Robert Schuman, French minister of Foreign Affairs, on 9 May 1950, in a historical declaration, proposed that the States which had been in combat during the Second World War should pool their production of coal and steel, the cause of centuries of enmity between France and Germany. From the reconciliation between these two countries the first European Community was born and from it, successively, the actual European Union. In this action, Schuman was helped by two fervent Christians, Konrad Adenauer and Alcide De Gasperi, as well as by a layman who respected the religious choices of the three: Jean Monnet.
Robert Schuman exercised his political commitment as an apostolate: he applied in public life the principles of his private religious practise.
Brought up in a two culture ambience, French and the German, Schuman experienced in his own life the drama of Franco-German hostility. The sad consequences of this absurd enmity were the inspiring motives of his declaration of 9 May: «World peace cannot be guaranteed without creative efforts proportionate to the dangers which threaten it. To maintain peace the contribution of a vital and well-organized Europe is indispensable».

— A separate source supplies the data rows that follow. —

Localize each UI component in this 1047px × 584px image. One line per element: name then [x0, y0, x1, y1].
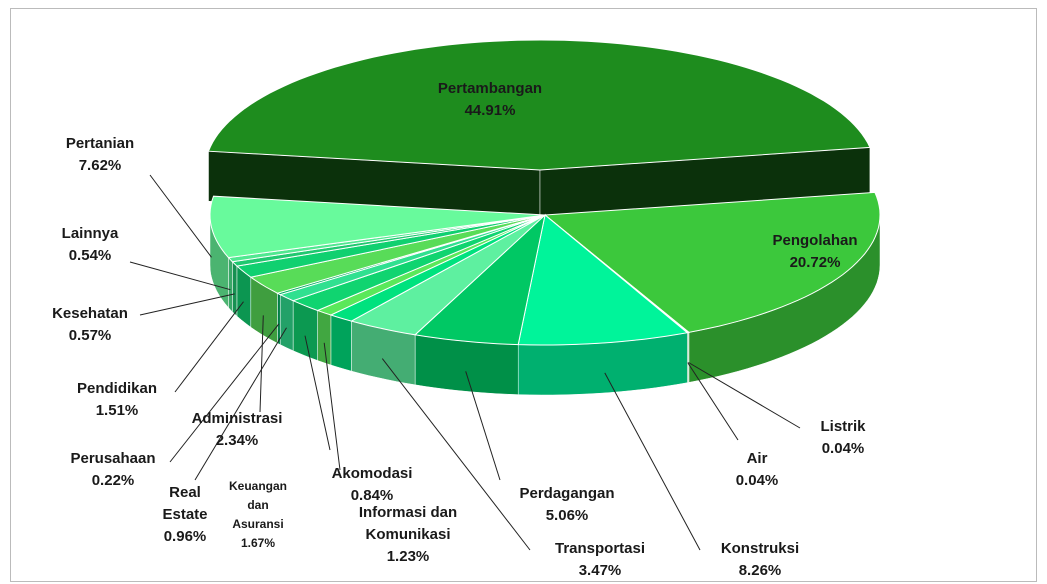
leader-line — [687, 362, 739, 441]
label-name: Konstruksi — [720, 540, 800, 557]
leader-line — [688, 362, 801, 429]
slice-label: Pendidikan 1.51% — [62, 378, 172, 422]
label-value: 0.57% — [68, 327, 112, 344]
slice-label: Listrik 0.04% — [803, 416, 883, 460]
slice-label: Konstruksi 8.26% — [700, 538, 820, 582]
leader-line — [465, 371, 501, 481]
leader-line — [169, 323, 280, 463]
label-name: Real Estate — [162, 484, 208, 523]
label-value: 0.22% — [91, 472, 135, 489]
label-name: Administrasi — [191, 410, 283, 427]
leader-line — [174, 301, 244, 393]
slice-label: Pertambangan 44.91% — [390, 78, 590, 122]
slice-label: Lainnya 0.54% — [35, 223, 145, 267]
leader-line — [323, 342, 341, 471]
pie-slice — [207, 39, 871, 171]
leader-line — [139, 293, 235, 316]
slice-label: Pertanian 7.62% — [45, 133, 155, 177]
label-name: Akomodasi — [331, 465, 413, 482]
slice-label: Perdagangan 5.06% — [502, 483, 632, 527]
label-value: 7.62% — [78, 157, 122, 174]
slice-label: Keuangan dan Asuransi 1.67% — [223, 477, 293, 553]
pie-slice — [209, 195, 546, 259]
slice-label: Real Estate 0.96% — [160, 482, 210, 548]
label-name: Pendidikan — [76, 380, 158, 397]
leader-line — [304, 335, 331, 451]
slice-label: Informasi dan Komunikasi 1.23% — [328, 502, 488, 568]
pie-slice — [543, 191, 881, 333]
slice-label: Perusahaan 0.22% — [48, 448, 178, 492]
label-name: Pertanian — [65, 135, 135, 152]
leader-line — [129, 261, 231, 291]
pie-slice — [414, 213, 546, 346]
slice-side — [232, 261, 238, 317]
label-name: Keuangan dan Asuransi — [228, 479, 287, 531]
label-name: Pengolahan — [772, 232, 858, 249]
label-name: Perusahaan — [70, 450, 156, 467]
slice-side — [228, 256, 233, 313]
slice-side — [277, 292, 281, 346]
label-value: 1.51% — [95, 402, 139, 419]
slice-label: Pengolahan 20.72% — [715, 230, 915, 274]
label-value: 1.23% — [386, 548, 430, 565]
slice-side — [330, 314, 352, 372]
label-name: Kesehatan — [52, 305, 128, 322]
slice-side — [317, 310, 332, 366]
label-value: 8.26% — [738, 562, 782, 579]
label-value: 1.67% — [240, 536, 276, 550]
leader-line — [149, 174, 212, 258]
label-name: Lainnya — [61, 225, 119, 242]
leader-line — [604, 372, 701, 551]
label-value: 0.04% — [821, 440, 865, 457]
label-value: 0.54% — [68, 247, 112, 264]
label-value: 44.91% — [464, 102, 516, 119]
label-value: 5.06% — [545, 507, 589, 524]
label-name: Pertambangan — [437, 80, 543, 97]
slice-side — [279, 294, 294, 352]
label-value: 2.34% — [215, 432, 259, 449]
slice-label: Kesehatan 0.57% — [35, 303, 145, 347]
leader-line — [259, 315, 264, 413]
pie-slice — [249, 214, 546, 294]
label-name: Listrik — [820, 418, 866, 435]
pie-slice — [517, 214, 689, 346]
label-value: 0.84% — [350, 487, 394, 504]
label-name: Air — [746, 450, 768, 467]
label-value: 0.96% — [163, 528, 207, 545]
leader-line — [381, 358, 531, 551]
label-value: 3.47% — [578, 562, 622, 579]
slice-label: Administrasi 2.34% — [172, 408, 302, 452]
leader-line — [194, 327, 287, 481]
slice-label: Transportasi 3.47% — [535, 538, 665, 582]
label-name: Perdagangan — [519, 485, 615, 502]
slice-label: Air 0.04% — [727, 448, 787, 492]
slice-label: Akomodasi 0.84% — [322, 463, 422, 507]
label-name: Transportasi — [554, 540, 646, 557]
pie-slice — [350, 214, 546, 336]
label-name: Informasi dan Komunikasi — [358, 504, 458, 543]
label-value: 20.72% — [789, 254, 841, 271]
label-value: 0.04% — [735, 472, 779, 489]
slice-side — [292, 300, 318, 361]
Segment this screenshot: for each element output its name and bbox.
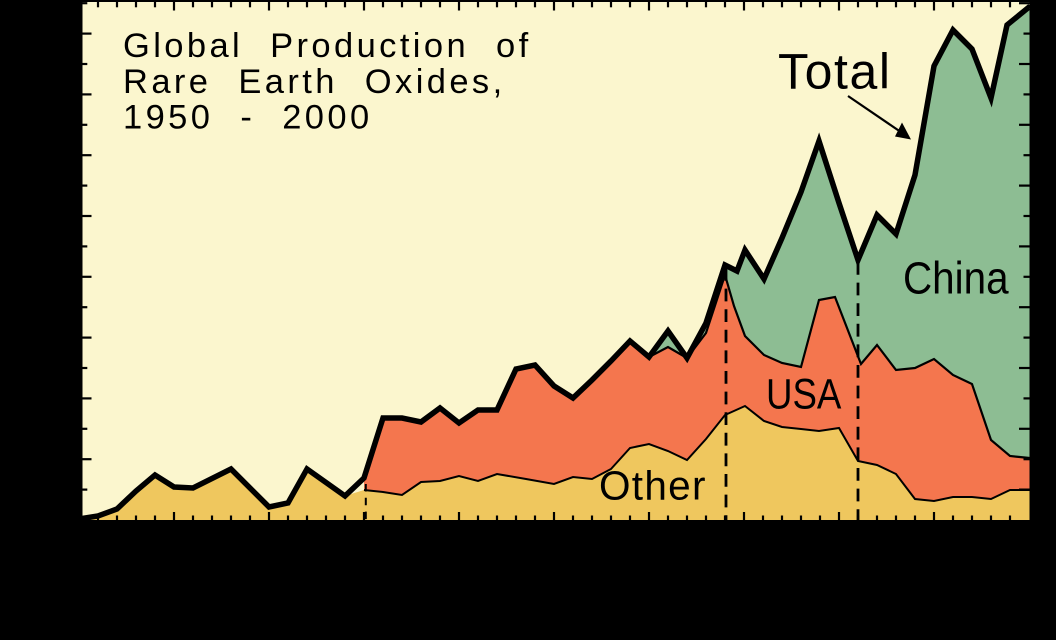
svg-text:China: China xyxy=(903,253,1009,304)
svg-text:Total: Total xyxy=(778,44,892,100)
svg-text:Global Production of: Global Production of xyxy=(123,27,532,65)
svg-text:Other: Other xyxy=(599,463,707,509)
svg-text:1950 - 2000: 1950 - 2000 xyxy=(123,99,373,137)
svg-text:Rare Earth Oxides,: Rare Earth Oxides, xyxy=(123,63,506,101)
svg-text:USA: USA xyxy=(766,371,842,418)
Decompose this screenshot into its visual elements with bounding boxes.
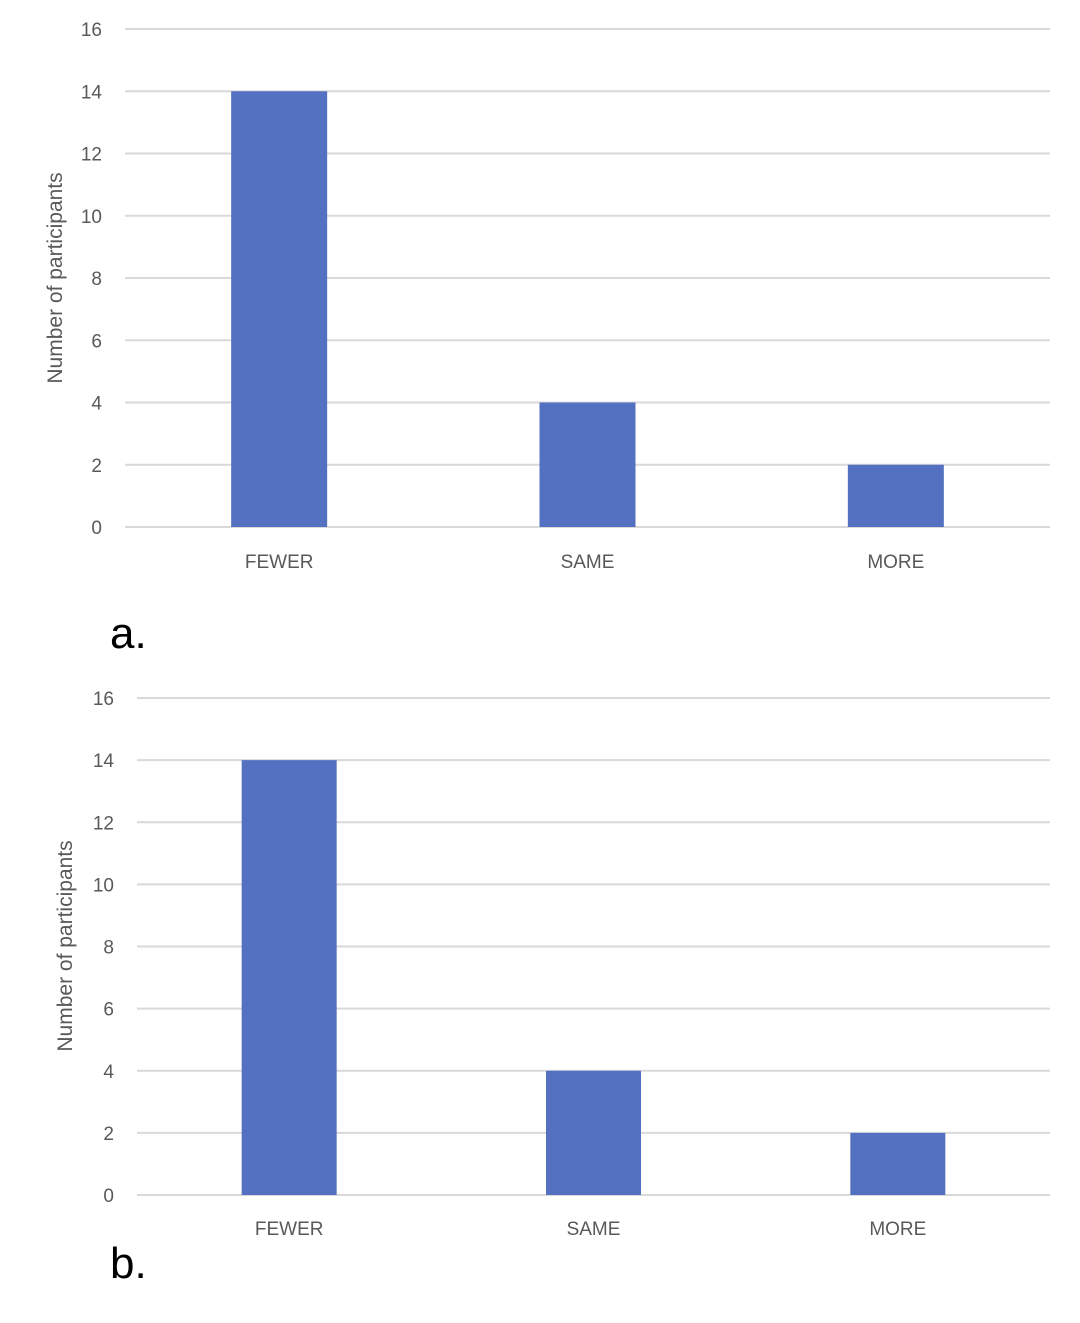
bars xyxy=(241,760,946,1195)
x-category-label: MORE xyxy=(869,1219,926,1240)
bar-fewer xyxy=(231,91,328,527)
panel-label-a: a. xyxy=(110,609,147,658)
y-axis-title: Number of participants xyxy=(54,840,77,1051)
x-category-label: FEWER xyxy=(245,552,314,573)
y-tick-label: 14 xyxy=(81,82,103,103)
y-tick-label: 4 xyxy=(103,1062,114,1083)
y-tick-label: 8 xyxy=(103,938,114,959)
bar-same xyxy=(546,1070,641,1195)
y-tick-label: 6 xyxy=(103,1000,114,1021)
x-category-label: SAME xyxy=(561,552,615,573)
y-tick-label: 10 xyxy=(93,875,114,896)
y-tick-label: 6 xyxy=(91,331,102,352)
chart-a: Number of participants a. 0 2 4 6 8 10 12 14 16 F… xyxy=(44,20,1050,658)
y-tick-label: 12 xyxy=(93,813,114,834)
chart-b: Number of participants b. 0 2 4 6 8 10 12 14 16 F… xyxy=(54,689,1050,1288)
bar-same xyxy=(539,402,636,527)
y-tick-label: 12 xyxy=(81,145,102,166)
y-tick-label: 10 xyxy=(81,207,102,228)
y-tick-label: 16 xyxy=(93,689,114,710)
y-tick-label: 2 xyxy=(91,456,102,477)
y-tick-label: 16 xyxy=(81,20,102,41)
x-category-label: SAME xyxy=(567,1219,621,1240)
y-tick-label: 2 xyxy=(103,1124,114,1145)
y-tick-label: 14 xyxy=(93,751,115,772)
bar-more xyxy=(847,464,944,527)
bars xyxy=(231,91,944,527)
bar-more xyxy=(850,1132,946,1195)
y-axis-title: Number of participants xyxy=(44,172,67,383)
panel-label-b: b. xyxy=(110,1239,147,1288)
x-category-label: MORE xyxy=(867,552,924,573)
x-category-label: FEWER xyxy=(255,1219,324,1240)
y-tick-label: 4 xyxy=(91,394,102,415)
y-tick-label: 0 xyxy=(103,1186,114,1207)
y-tick-label: 0 xyxy=(91,518,102,539)
y-tick-label: 8 xyxy=(91,269,102,290)
bar-fewer xyxy=(241,760,337,1195)
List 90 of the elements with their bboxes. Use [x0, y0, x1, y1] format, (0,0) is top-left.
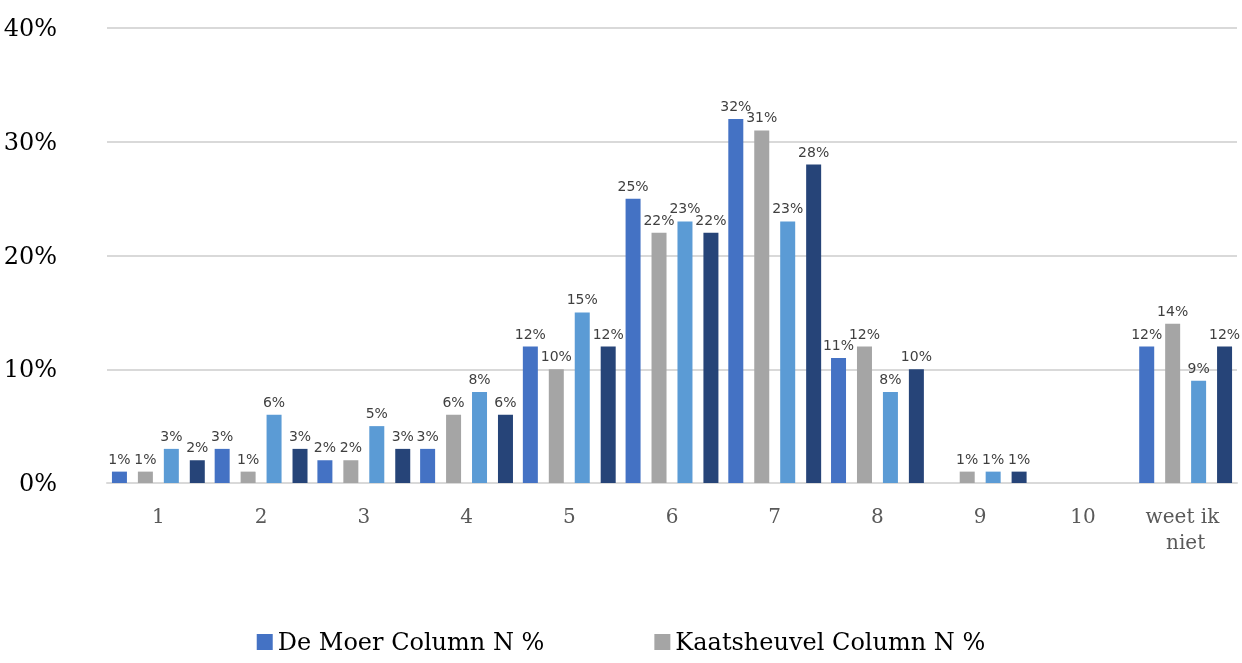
- legend-label: Kaatsheuvel Column N %: [675, 628, 986, 656]
- x-tick-label: 8: [871, 504, 884, 528]
- data-label: 28%: [798, 143, 830, 160]
- bar: [1139, 346, 1155, 483]
- data-label: 6%: [494, 393, 517, 410]
- data-label: 23%: [772, 200, 804, 217]
- bar: [343, 460, 359, 483]
- data-label: 6%: [262, 393, 286, 410]
- bar: [292, 448, 308, 483]
- bar: [574, 312, 590, 483]
- x-tick-label: 4: [460, 504, 473, 528]
- bar: [959, 471, 975, 483]
- data-label: 12%: [592, 325, 624, 342]
- bar: [856, 346, 872, 483]
- bar: [497, 414, 513, 483]
- y-tick-label: 0%: [18, 469, 57, 497]
- bar: [1217, 346, 1233, 483]
- bar: [111, 471, 127, 483]
- x-tick-label: 3: [357, 504, 371, 528]
- data-label: 12%: [1131, 325, 1163, 342]
- bar: [446, 414, 462, 483]
- bar: [163, 448, 179, 483]
- data-label: 9%: [1187, 359, 1210, 376]
- data-label: 1%: [108, 450, 131, 467]
- bar: [1191, 380, 1207, 483]
- data-label: 3%: [211, 427, 234, 444]
- data-label: 1%: [956, 450, 979, 467]
- bar: [1165, 323, 1181, 483]
- data-label: 25%: [617, 177, 649, 194]
- bar: [369, 426, 385, 483]
- bar: [317, 460, 333, 483]
- x-tick-label: weet ik niet: [1145, 504, 1226, 554]
- y-tick-label: 40%: [3, 14, 57, 42]
- bar: [728, 119, 744, 483]
- data-label: 3%: [160, 427, 183, 444]
- data-label: 8%: [879, 371, 902, 387]
- x-tick-label: 2: [254, 504, 268, 528]
- bar: [472, 392, 488, 483]
- y-tick-label: 10%: [3, 355, 57, 384]
- legend-label: De Moer Column N %: [277, 628, 545, 656]
- data-label: 14%: [1157, 302, 1189, 319]
- bar: [522, 346, 538, 483]
- bar: [600, 346, 616, 483]
- bar: [420, 448, 436, 483]
- bar: [137, 471, 153, 483]
- x-tick-label: 5: [562, 504, 576, 528]
- bar: [677, 221, 693, 483]
- bar: [806, 164, 822, 483]
- data-label: 2%: [313, 439, 336, 456]
- data-label: 1%: [1008, 450, 1031, 467]
- x-tick-label: 9: [973, 504, 987, 528]
- bar: [548, 369, 564, 483]
- y-tick-label: 30%: [3, 127, 57, 156]
- bar: [831, 357, 847, 483]
- data-label: 2%: [186, 439, 209, 456]
- data-label: 1%: [237, 450, 260, 467]
- bar: [214, 448, 230, 483]
- data-label: 2%: [339, 439, 362, 456]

The commitment of Robert Schuman cannot be understood, in the real depth of his being and doing, without an awareness of his profound inner life. Christian faith and political action were a single thing in him, despite the distinction between the two spheres: his faith determined all his commitment and illuminated his political action.
Schuman with Monsignor Angelo Roncalli, Apostolic Nuncio to Paris, 5 February 1953
Schuman had an active awareness of the role played by Christianity in the formation of democracy. In the last book he left, Pour l’Europe, he writes: «Democracy owes its existence to Christianity. It was born the day man was called to realize in his daily commitment the dignity of the human person in his individual freedom, in the respect of the rights of everyone, and in the practice of brotherly love towards all. Never, before Christ, had similar concepts been formulated».
In the European Parliament on 19 March 1958 he was to say: «All the European Countries are permeated by Christian civilization. It is the soul of Europe which must be restored to it». And in Pour l’Europe: «This togetherness [of peoples] cannot and should not remain an economic and technical undertaking. It must be given a soul. Europe will not live and will not be saved except to the degree in which it has awareness of itself and of its responsibilities, when it returns to the Christian principles of solidarity and fraternity».
We do not know whether Robert Schuman will be venerated as a blessed and, successively, as a saint. When the Church declares saints it does not offer “supermen”, it does not claim saints for itself but it proclaims the only sanctity – that of God – which manifests itself through the saints whom he bestows upon us, sanctity that is also written in the life of every man, in all of his situations, in all of his doings.
The Church today has need of lay saints who can serve as models for the faithful, of saints who have lived daily sanctity according to the Gospel, without anything extraordinary manifesting itself in their lives. Robert Schuman testifies for us that politics can also be a path of sanctity. If today they are so denigrated, it is because sin, rooted in the heart of man, warps them, as it warps everything.